Há pelo menos três gerações, a família de Raimundo Benedito, 35, quebra castanha às margens do igarapé do Cedro, perto da divisa do Amazonas com o Acre. A rotina começou a mudar há quatro anos, quando surgiram picadas e pessoas desconhecidas no meio da mata. A partir daí, os castanhais nativos passaram a ser derrubados para dar lugar ao pasto.
"Na primeira vez que topamos com os caras lá, um deles disse: 'Se vocês quiserem alguma coisa, têm de ir pro final da picada e fazer um lote pra vocês, porque aqui mesmo todo o mundo já tem dono", diz Benedito, em conversa na varanda da sua casa de madeira, a poucos metros do rio Purus, na Reserva Extrativista (Resex) Arapixi.

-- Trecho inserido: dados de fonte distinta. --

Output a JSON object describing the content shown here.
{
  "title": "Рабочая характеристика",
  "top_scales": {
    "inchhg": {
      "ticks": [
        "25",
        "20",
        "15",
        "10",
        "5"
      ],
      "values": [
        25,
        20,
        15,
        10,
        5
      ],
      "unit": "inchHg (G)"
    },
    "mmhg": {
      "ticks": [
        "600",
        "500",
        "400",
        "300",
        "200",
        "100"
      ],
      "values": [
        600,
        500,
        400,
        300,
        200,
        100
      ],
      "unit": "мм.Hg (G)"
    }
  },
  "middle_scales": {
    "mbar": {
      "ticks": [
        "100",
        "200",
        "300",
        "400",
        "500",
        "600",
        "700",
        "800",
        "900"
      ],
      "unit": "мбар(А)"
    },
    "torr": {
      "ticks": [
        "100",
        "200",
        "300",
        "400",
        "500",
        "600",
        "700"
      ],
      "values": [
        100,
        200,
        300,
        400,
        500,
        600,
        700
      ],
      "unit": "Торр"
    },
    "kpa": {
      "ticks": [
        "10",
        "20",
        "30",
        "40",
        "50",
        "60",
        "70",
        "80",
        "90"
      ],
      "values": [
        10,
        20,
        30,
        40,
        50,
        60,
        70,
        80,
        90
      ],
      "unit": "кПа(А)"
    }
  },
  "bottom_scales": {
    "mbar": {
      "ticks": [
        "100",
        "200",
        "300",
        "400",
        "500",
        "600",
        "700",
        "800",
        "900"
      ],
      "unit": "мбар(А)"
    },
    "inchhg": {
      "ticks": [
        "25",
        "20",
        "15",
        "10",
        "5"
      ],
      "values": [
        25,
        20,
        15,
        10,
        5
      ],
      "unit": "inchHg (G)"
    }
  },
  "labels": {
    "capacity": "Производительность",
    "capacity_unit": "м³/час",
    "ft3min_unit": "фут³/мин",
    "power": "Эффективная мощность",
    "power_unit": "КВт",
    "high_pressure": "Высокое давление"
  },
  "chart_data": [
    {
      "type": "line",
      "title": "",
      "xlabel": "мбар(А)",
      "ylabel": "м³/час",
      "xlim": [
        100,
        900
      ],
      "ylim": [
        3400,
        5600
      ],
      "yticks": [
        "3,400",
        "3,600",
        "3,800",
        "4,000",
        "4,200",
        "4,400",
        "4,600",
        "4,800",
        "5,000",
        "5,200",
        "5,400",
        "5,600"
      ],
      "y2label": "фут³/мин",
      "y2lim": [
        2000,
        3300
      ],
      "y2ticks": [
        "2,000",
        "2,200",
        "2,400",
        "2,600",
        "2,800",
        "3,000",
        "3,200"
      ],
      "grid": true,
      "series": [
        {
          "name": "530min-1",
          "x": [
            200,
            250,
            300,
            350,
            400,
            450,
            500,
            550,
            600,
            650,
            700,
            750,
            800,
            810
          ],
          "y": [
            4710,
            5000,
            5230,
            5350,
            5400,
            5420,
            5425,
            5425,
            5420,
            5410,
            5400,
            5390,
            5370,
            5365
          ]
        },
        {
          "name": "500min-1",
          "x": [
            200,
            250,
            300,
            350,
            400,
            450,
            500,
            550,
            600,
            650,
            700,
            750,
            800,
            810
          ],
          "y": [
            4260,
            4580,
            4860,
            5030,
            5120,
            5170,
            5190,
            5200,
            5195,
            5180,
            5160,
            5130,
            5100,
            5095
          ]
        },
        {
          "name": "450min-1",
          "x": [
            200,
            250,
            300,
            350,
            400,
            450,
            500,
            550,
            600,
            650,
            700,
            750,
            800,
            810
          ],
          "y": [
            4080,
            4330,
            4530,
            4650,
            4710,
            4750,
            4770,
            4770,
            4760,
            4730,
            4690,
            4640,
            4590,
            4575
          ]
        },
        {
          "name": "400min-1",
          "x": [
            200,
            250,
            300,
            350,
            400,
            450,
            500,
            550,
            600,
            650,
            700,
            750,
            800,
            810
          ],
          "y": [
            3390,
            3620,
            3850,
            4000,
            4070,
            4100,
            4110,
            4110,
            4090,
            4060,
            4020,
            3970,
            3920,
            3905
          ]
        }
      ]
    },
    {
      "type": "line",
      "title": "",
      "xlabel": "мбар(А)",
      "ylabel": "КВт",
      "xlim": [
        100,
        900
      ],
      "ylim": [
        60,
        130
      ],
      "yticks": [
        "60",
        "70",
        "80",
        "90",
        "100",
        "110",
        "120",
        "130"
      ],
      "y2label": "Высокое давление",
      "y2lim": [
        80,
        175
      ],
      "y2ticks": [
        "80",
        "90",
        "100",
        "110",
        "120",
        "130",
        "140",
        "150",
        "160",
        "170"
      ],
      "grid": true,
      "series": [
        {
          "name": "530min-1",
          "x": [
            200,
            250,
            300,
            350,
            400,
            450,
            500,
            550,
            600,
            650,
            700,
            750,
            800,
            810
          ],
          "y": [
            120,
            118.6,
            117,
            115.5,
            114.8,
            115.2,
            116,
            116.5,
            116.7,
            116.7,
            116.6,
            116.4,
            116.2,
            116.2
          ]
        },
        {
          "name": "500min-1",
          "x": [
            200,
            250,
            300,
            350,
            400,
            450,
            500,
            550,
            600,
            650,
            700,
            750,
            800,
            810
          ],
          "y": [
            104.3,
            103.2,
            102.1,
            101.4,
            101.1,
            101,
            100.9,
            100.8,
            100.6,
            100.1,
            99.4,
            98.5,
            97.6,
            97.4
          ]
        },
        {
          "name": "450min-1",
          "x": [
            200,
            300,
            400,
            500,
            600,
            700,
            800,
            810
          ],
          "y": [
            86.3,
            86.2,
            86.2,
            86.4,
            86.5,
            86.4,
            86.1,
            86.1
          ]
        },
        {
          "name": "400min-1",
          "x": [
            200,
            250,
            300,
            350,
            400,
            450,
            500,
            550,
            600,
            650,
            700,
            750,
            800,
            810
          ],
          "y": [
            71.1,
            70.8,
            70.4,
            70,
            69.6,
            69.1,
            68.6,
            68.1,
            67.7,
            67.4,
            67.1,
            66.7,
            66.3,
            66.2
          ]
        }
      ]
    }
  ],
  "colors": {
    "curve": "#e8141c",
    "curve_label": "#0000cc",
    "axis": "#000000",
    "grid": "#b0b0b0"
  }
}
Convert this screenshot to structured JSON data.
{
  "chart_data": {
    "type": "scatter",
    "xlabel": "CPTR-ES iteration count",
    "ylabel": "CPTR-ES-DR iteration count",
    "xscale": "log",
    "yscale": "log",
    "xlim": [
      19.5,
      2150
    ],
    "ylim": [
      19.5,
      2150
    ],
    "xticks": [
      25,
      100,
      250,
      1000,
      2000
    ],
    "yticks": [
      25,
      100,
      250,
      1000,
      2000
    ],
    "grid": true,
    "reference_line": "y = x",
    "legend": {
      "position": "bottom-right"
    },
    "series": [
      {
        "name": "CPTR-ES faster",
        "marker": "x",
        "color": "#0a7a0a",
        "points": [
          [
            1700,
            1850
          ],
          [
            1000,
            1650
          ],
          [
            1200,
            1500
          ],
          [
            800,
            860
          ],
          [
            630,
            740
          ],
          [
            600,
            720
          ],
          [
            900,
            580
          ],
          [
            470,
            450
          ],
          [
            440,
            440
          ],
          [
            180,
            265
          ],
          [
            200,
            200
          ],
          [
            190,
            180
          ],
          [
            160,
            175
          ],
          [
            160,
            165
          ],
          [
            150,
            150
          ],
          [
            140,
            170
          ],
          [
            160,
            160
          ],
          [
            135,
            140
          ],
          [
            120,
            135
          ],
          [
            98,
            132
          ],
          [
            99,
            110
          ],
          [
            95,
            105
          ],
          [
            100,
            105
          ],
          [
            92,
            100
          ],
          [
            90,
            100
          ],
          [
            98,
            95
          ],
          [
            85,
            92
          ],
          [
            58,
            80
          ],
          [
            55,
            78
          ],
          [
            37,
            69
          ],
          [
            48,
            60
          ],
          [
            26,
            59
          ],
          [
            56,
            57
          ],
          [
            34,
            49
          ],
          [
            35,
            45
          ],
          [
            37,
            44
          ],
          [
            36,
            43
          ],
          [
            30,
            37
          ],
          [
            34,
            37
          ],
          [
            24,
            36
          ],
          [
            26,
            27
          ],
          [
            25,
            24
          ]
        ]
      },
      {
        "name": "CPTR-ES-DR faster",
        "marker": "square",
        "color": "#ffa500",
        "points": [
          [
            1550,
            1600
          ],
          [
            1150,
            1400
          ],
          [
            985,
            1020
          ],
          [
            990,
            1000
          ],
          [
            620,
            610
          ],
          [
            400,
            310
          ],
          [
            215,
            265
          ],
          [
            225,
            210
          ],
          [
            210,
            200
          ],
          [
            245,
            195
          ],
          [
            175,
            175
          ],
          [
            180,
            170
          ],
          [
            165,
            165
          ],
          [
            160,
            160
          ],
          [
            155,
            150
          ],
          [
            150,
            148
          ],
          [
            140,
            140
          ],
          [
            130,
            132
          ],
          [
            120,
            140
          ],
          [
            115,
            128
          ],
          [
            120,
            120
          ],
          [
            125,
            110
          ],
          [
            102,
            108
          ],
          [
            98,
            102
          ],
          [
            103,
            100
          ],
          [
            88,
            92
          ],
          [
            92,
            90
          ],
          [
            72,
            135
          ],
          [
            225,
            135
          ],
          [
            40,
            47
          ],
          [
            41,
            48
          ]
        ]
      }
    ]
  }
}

A invasão da pecuária sobre áreas de populações tradicionais é recorrente na Amazônia. A criação das Resex, a partir do assassinato do líder seringueiro Chico Mendes, em 1988, foi a resposta do governo federal para conter esse avanço. Administradas pelo ICMBio (Instituto Chico Mendes de Conservação da Biodiversidade), são áreas protegidas com o objetivo de assegurar o modo de vida de populações tradicionais não indígenas e de incentivar o uso sustentável dos recursos naturais.
O problema dos Benedito e de dezenas de outras famílias é que, na Resex Arapixi, a delimitação, oficializada em 2006 durante o governo Lula (PT), deixou os castanhais de fora. Localizados perto de igarapés que desembocam no Purus, eles ficam dentro do Projeto Agroextrativista (PAE) Antimary, uma área delimitada em 1988. Sob responsabilidade do Incra, tem uma proposta de uso tradicional parecida à de uma Resex –e também proíbe a pecuária em larga escala.
Junto com a banana, a castanha é a principal renda dos moradores da Resex Arapixi. A coleta, feita no início do ano, costuma envolver toda a família –Benedito começou aos 12 anos. Durante um mês, eles se mudam para um barraco erguido dentro da colocação, o nome dado à região de castanhais exploradas por cada família.
A viagem é feita de canoa em igarapés sinuosos. Muitas vezes, a passagem fica obstruída por árvores que caem naturalmente e precisam ser cortadas com motosserra. Cada vez que a embarcação encosta nas folhas das margens, aranhas de várias espécies e tamanhos caem sobre os passageiros.
A rotina exaustiva começa de madrugada e termina no meio da tarde. Ao redor das árvores majestosas de até 50 metros de altura, os castanheiros recolhem os ouriços, os quebram com facões, retiram a castanha-do-Pará e as transportam usando paneiros (cestas artesanais).
No barraco, as famílias dormem em redes, um sono muita vezes interrompido pelos mosquitos, como o minúsculo maruim, que ataca no couro cabeludo e provoca uma forte coceira.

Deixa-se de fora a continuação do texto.